The figure's gaze turned toward Ethan, and for a split second, Megan thought it would be over. That it would take him from her, like the others.
But it didn't move.
Instead, it tilted its head, studying them both. Megan's blood ran cold. The figure seemed to know everything about her. Everything she had feared. The way it looked at her, with such unnatural understanding, made her want to scream.
But she couldn't. Her throat felt tight, and her limbs were frozen.
And then, the figure spoke. Its voice was like the rustling of dead leaves, sharp and hollow, and it sent a chill crawling down Megan's spine.
"The Fae do not play with mere mortals," it said, its voice a rasping hum. "You should not have brought a child into this world."
The words hung between them. An icy truth. A recognition of something that had been happening across the globe. The Fae had come to claim the children, to wipe humanity away one soul at a time. They fed on fear, on the helplessness of a mother.
Megan felt a shift. She knew, without a doubt, that it was already too late. She could feel the heavy, cold presence creeping in around them, filling the room with a darkness so deep, it swallowed every thought, every breath. The Fae were here to take what they wanted. And they would leave nothing behind.
The figure stepped forward, its eyes still locked on Ethan, its mouth stretching into a wide grin that could never have been called human. Its long fingers reached toward the child, its talons gleaming in the low light.

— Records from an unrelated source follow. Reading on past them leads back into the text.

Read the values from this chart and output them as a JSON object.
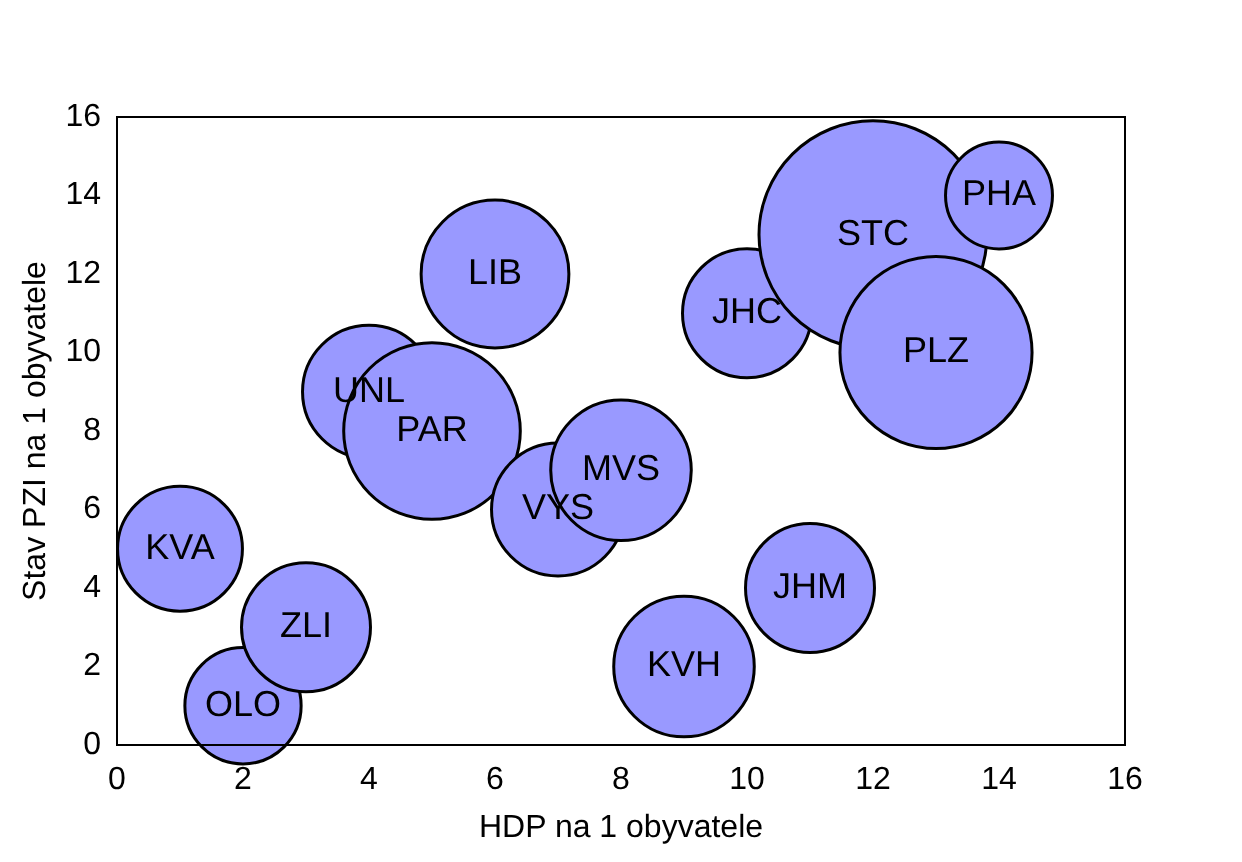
{
  "chart_data": {
    "type": "bubble",
    "xlabel": "HDP na 1 obyvatele",
    "ylabel": "Stav PZI na 1 obyvatele",
    "x": [
      1,
      2,
      3,
      4,
      5,
      6,
      7,
      8,
      9,
      10,
      11,
      12,
      13,
      14
    ],
    "values": [
      5,
      1,
      3,
      9,
      8,
      12,
      6,
      7,
      2,
      11,
      4,
      13,
      10,
      14
    ],
    "sizes": [
      0.3,
      0.26,
      0.32,
      0.34,
      0.6,
      0.42,
      0.34,
      0.38,
      0.38,
      0.32,
      0.32,
      1,
      0.71,
      0.22
    ],
    "color": "#9999ff",
    "xlim": [
      0,
      16
    ],
    "xticks": [
      0,
      2,
      4,
      6,
      8,
      10,
      12,
      14,
      16
    ],
    "ylim": [
      0,
      16
    ],
    "yticks": [
      0,
      2,
      4,
      6,
      8,
      10,
      12,
      14,
      16
    ],
    "annotations": [
      {
        "text": "KVA",
        "x": 1,
        "y": 5
      },
      {
        "text": "OLO",
        "x": 2,
        "y": 1
      },
      {
        "text": "ZLI",
        "x": 3,
        "y": 3
      },
      {
        "text": "UNL",
        "x": 4,
        "y": 9
      },
      {
        "text": "PAR",
        "x": 5,
        "y": 8
      },
      {
        "text": "LIB",
        "x": 6,
        "y": 12
      },
      {
        "text": "VYS",
        "x": 7,
        "y": 6
      },
      {
        "text": "MVS",
        "x": 8,
        "y": 7
      },
      {
        "text": "KVH",
        "x": 9,
        "y": 2
      },
      {
        "text": "JHC",
        "x": 10,
        "y": 11
      },
      {
        "text": "JHM",
        "x": 11,
        "y": 4
      },
      {
        "text": "STC",
        "x": 12,
        "y": 13
      },
      {
        "text": "PLZ",
        "x": 13,
        "y": 10
      },
      {
        "text": "PHA",
        "x": 14,
        "y": 14
      }
    ],
    "grid": false,
    "legend": false
  }
}
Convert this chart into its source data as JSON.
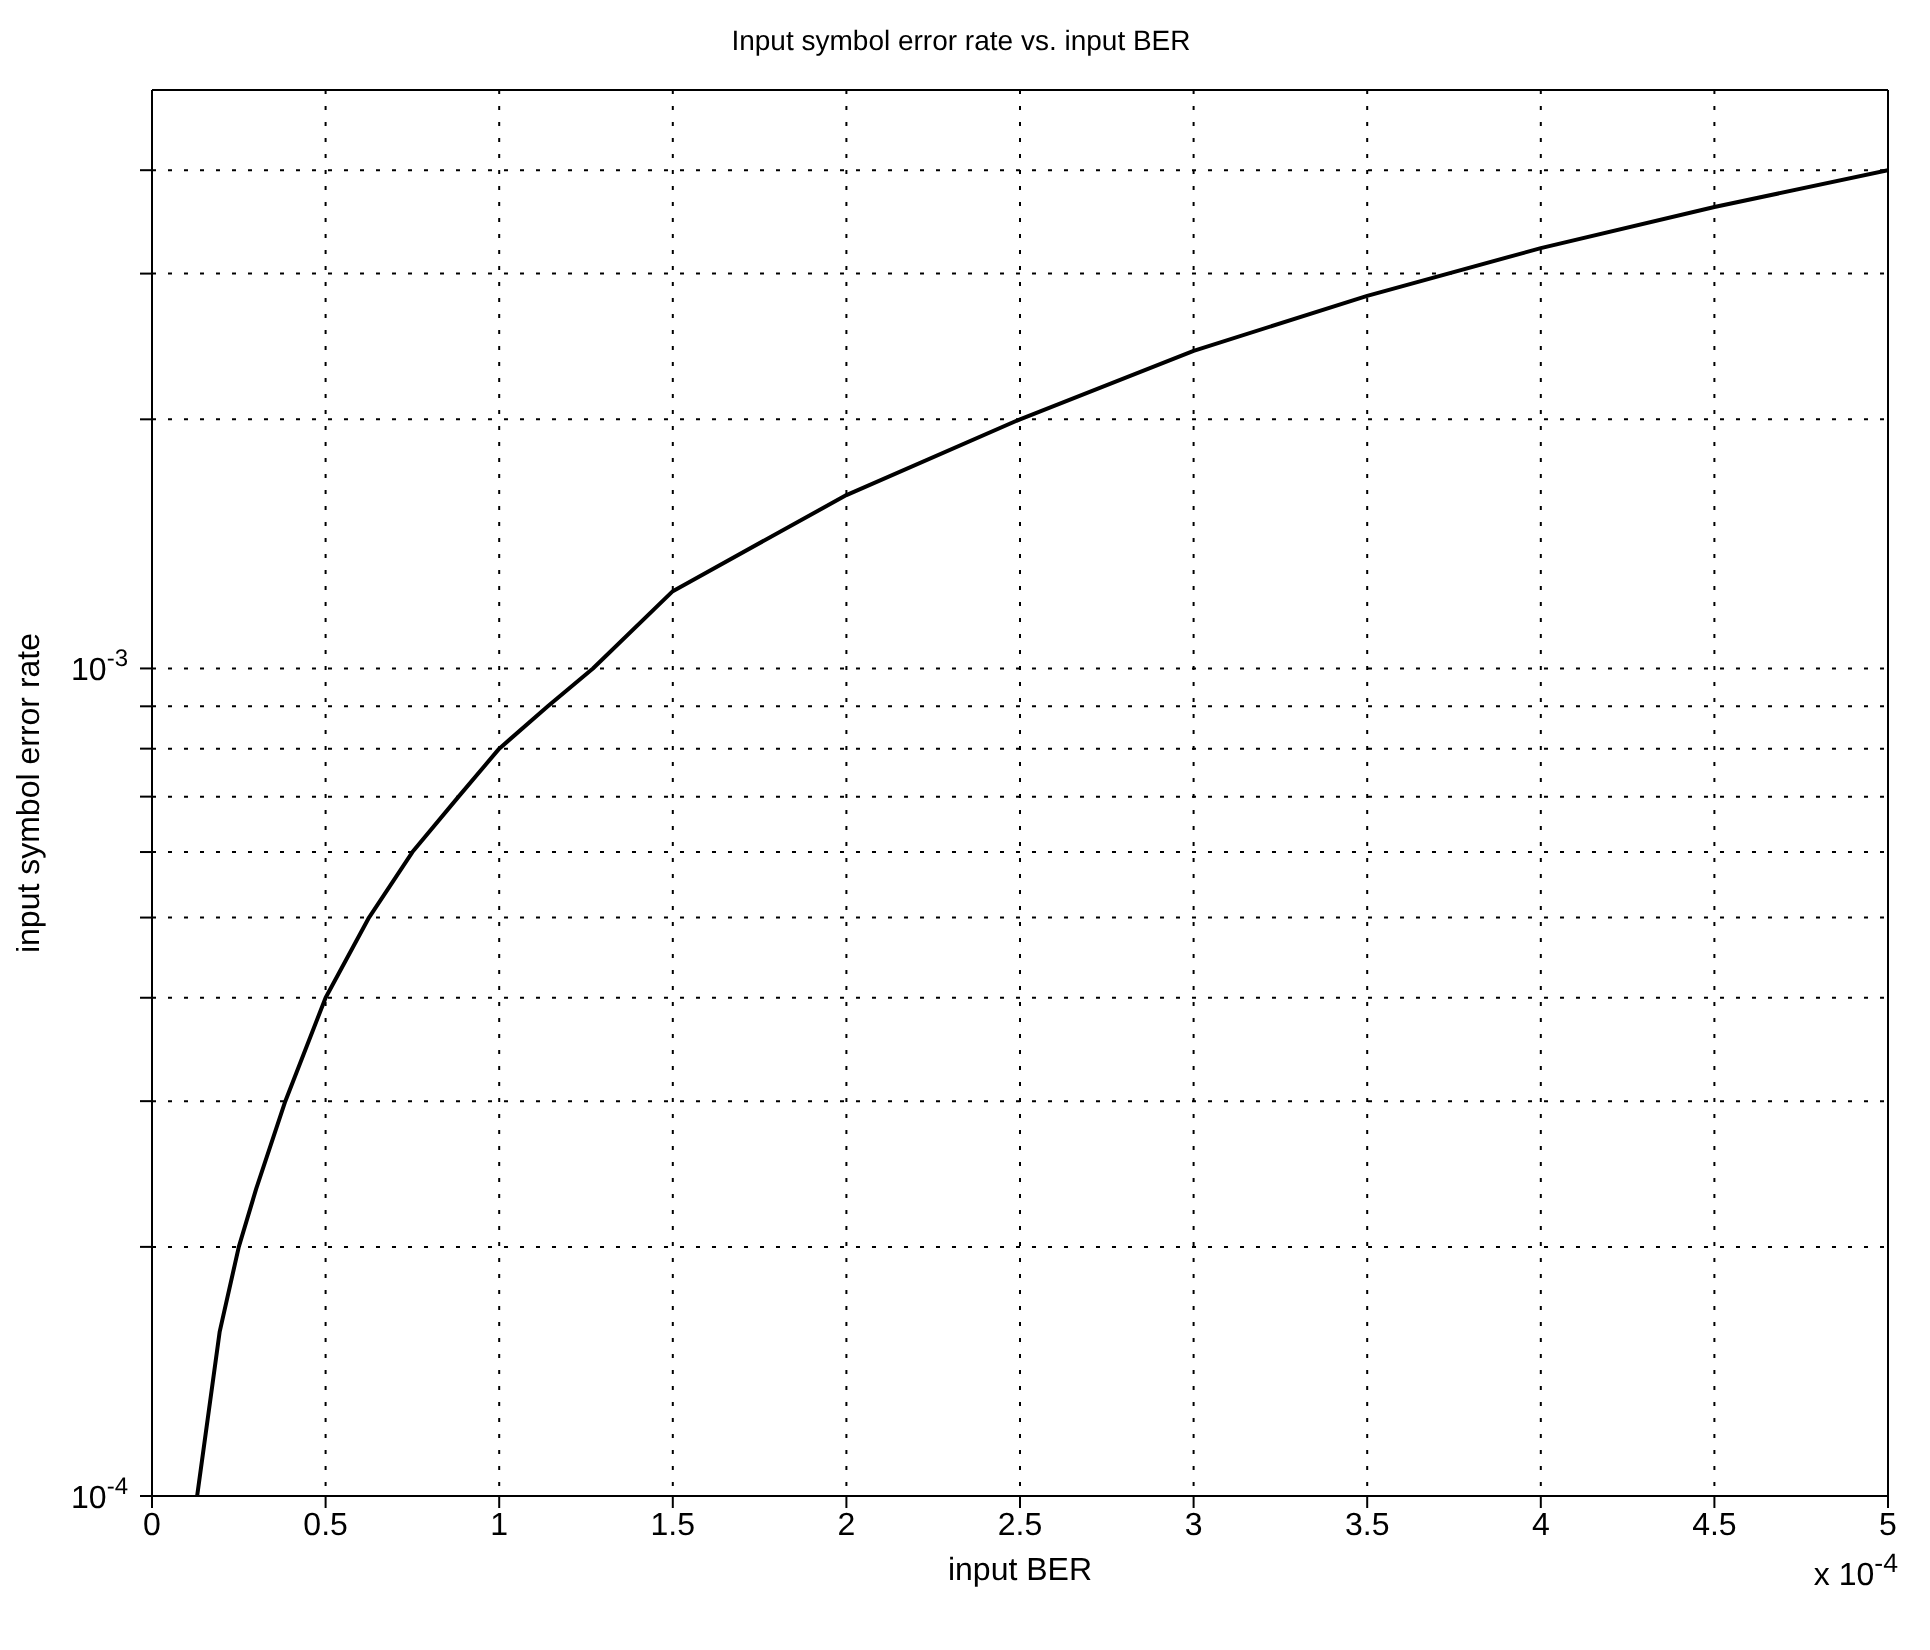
{
  "chart_data": {
    "type": "line",
    "title": "Input symbol error rate vs. input BER",
    "xlabel": "input BER",
    "ylabel": "input symbol error rate",
    "annotations": [
      "x 10$^{-4}$"
    ],
    "log": "y",
    "grid": true,
    "marker": "none",
    "line_style": "solid",
    "xlim": [
      0,
      5
    ],
    "xticks": [
      0,
      0.5,
      1,
      1.5,
      2,
      2.5,
      3,
      3.5,
      4,
      4.5,
      5
    ],
    "ylim": [
      0.0001,
      0.005
    ],
    "yticks": [
      {
        "value": 0.0001,
        "label": "10$^{-4}$"
      },
      {
        "value": 0.0002,
        "label": null
      },
      {
        "value": 0.0003,
        "label": null
      },
      {
        "value": 0.0004,
        "label": null
      },
      {
        "value": 0.0005,
        "label": null
      },
      {
        "value": 0.0006,
        "label": null
      },
      {
        "value": 0.0007,
        "label": null
      },
      {
        "value": 0.0008,
        "label": null
      },
      {
        "value": 0.0009,
        "label": null
      },
      {
        "value": 0.001,
        "label": "10$^{-3}$"
      },
      {
        "value": 0.002,
        "label": null
      },
      {
        "value": 0.003,
        "label": null
      },
      {
        "value": 0.004,
        "label": null
      }
    ],
    "series": [
      {
        "color": "#000000",
        "x": [
          0.13,
          0.195,
          0.25,
          0.3,
          0.384,
          0.5,
          0.625,
          0.75,
          0.883,
          1.0,
          1.14,
          1.27,
          1.5,
          2.0,
          2.5,
          3.0,
          3.5,
          4.0,
          4.5,
          5.0
        ],
        "values": [
          0.0001,
          0.000158,
          0.0002,
          0.000235,
          0.0003,
          0.0004,
          0.0005,
          0.0006,
          0.0007,
          0.0008,
          0.0009,
          0.001,
          0.00124,
          0.00162,
          0.002,
          0.00242,
          0.00282,
          0.00322,
          0.00361,
          0.004
        ]
      }
    ]
  }
}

Megan screamed then, but her voice was lost in the dark. There was no one left to hear.
The Fae took Ethan, its fingers curling around his tiny body, and in that moment, Megan understood. This was the end. The world would be left with nothing but silence, broken only by the occasional crinkle of paper, the brittle sound of bones. A world where humanity would slowly disappear, a memory fading into nothingness. The Fae would claim every last child, every last shred of life.
And when the last child was gone, the Fae would leave behind nothing but shadows and dust.